Housing compliance is determined by the Standard Assessment Procedure (SAP). This defines the size and location of the planned building and then determines the “target CO2 emission rate” (TER), based on the 2002 Building Regulations. The new building then has to be designed to reduce this by 20% – this is known as the “dwelling CO2 emission rate” (DER).

The government predicts that the extra cost of achieving the DER value would vary from £450 for a 65m2 two-bedroom mid-floor flat to just under £1,000 for a 140m2 four-bedroom detached house.

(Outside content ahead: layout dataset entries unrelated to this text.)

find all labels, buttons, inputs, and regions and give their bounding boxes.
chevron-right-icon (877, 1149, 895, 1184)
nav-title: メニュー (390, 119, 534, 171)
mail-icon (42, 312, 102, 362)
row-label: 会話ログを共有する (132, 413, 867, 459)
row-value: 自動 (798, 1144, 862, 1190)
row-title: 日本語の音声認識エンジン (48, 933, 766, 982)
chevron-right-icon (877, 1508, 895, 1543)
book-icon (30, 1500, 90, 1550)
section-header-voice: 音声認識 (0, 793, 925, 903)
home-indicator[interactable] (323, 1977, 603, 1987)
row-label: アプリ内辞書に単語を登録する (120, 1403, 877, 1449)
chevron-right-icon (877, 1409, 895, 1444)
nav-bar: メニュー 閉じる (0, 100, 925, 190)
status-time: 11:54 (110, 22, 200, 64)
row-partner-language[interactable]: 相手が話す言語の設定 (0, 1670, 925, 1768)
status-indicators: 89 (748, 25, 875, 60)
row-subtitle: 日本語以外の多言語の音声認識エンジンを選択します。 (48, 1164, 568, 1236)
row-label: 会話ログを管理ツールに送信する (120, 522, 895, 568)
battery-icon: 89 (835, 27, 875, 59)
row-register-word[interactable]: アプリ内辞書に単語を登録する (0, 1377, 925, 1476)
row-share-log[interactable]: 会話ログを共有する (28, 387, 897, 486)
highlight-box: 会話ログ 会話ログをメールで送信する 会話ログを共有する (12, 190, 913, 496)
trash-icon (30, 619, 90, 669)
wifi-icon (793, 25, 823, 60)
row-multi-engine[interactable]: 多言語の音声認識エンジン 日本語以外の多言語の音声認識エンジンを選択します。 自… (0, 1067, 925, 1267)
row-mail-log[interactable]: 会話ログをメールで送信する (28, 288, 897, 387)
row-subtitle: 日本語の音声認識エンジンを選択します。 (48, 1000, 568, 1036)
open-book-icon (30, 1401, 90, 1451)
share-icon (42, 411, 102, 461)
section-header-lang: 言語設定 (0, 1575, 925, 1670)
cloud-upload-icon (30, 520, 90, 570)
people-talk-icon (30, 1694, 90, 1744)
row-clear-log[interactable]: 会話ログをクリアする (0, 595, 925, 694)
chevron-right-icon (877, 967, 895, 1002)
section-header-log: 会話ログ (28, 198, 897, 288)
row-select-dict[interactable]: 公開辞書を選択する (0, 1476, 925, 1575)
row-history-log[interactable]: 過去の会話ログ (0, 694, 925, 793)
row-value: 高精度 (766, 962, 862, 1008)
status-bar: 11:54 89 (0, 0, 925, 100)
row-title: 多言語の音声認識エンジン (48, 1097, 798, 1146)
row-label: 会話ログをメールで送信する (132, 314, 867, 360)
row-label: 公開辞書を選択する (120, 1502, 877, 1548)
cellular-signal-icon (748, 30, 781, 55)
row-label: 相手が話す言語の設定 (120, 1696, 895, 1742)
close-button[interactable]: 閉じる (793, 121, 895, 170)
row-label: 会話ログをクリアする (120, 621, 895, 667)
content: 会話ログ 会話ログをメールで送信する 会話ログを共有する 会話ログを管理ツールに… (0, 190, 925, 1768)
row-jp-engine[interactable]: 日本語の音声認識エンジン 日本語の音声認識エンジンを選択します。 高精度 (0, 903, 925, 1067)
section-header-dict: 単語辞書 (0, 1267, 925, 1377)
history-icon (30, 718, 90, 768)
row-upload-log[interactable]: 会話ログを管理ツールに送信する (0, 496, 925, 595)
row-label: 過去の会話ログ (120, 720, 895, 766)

Designers have some flexibility in achieving the DER – increasing thermal insulation levels is one the ways it can be done.

Thermal insulation levels

The limiting area-weighted average U-values are 0.35W/m2K for walls, 0.25W/m2K for roofs, 0.25W/m2K for floors and 2.2W/m2K for windows. These can be lowered to achieve compliance, provide a more energy-efficient dwelling and reduce carbon emissions and heating bills.

There are many materials with different thermal conductivities that can be used for insulation. The lower the thermal conductivity the better the U-value and each insulant can be designed to achieve a specific value – it is just a matter of specifying adequate thickness. The service lives for insulants are expected to be more than 60 years, when correctly specified, designed and installed.

Materials

  • Plant and animal-based insulants such as sheep’s wool and cellulose fibre These have thermal conductivity in the range of 0.037–0.040W/m2K. The specification issues are similar to those for mineral fibre.
  • Cellular plastics These are the most thermally efficient of the common insulants. Phenolic and polyisocyanurate foams have the lowest thermal conductivity: 0.023W/m2K. Rigid polyurethane, extruded and expanded polystyrene have higher values, in the range of 0.032–0.040W/m2K. The thermal conductivity of cellular plastics reduces over time, owing to gas exchange. This can be limited by gas impermeable facing and should be allowed for in the thermal rating. Joints should be close fitting or taped and filled to minimise air movement and gaps.
  • Mineral fibre, stone or glass wool These have a thermal conductivity of about 0.033–0.040W/m2K. When using these materials it is is important to maintain a dry environment during construction to protect them from rain and minimise risk of condensation. Thermal performance is reduced if moisture comes in contact with this type of insulation. Air movement can be limited by specifying mineral fibre insulation with a facing. Mineral fibre used for flooring or flat roofs should have adequate compressive resistance for the expected traffic and loads to avoid compression.

Designs should minimise thermal

bridging. Accredited details are available from www.planningportal.gov.uk. If accredited details are not used, thermal bridges should be assessed to BRE information Paper IP1/06: Assessing the Effects of Thermal Bridging. Account should be taken of thermal bridges formed by fixings and key construction details such as corners, lintels and junctions.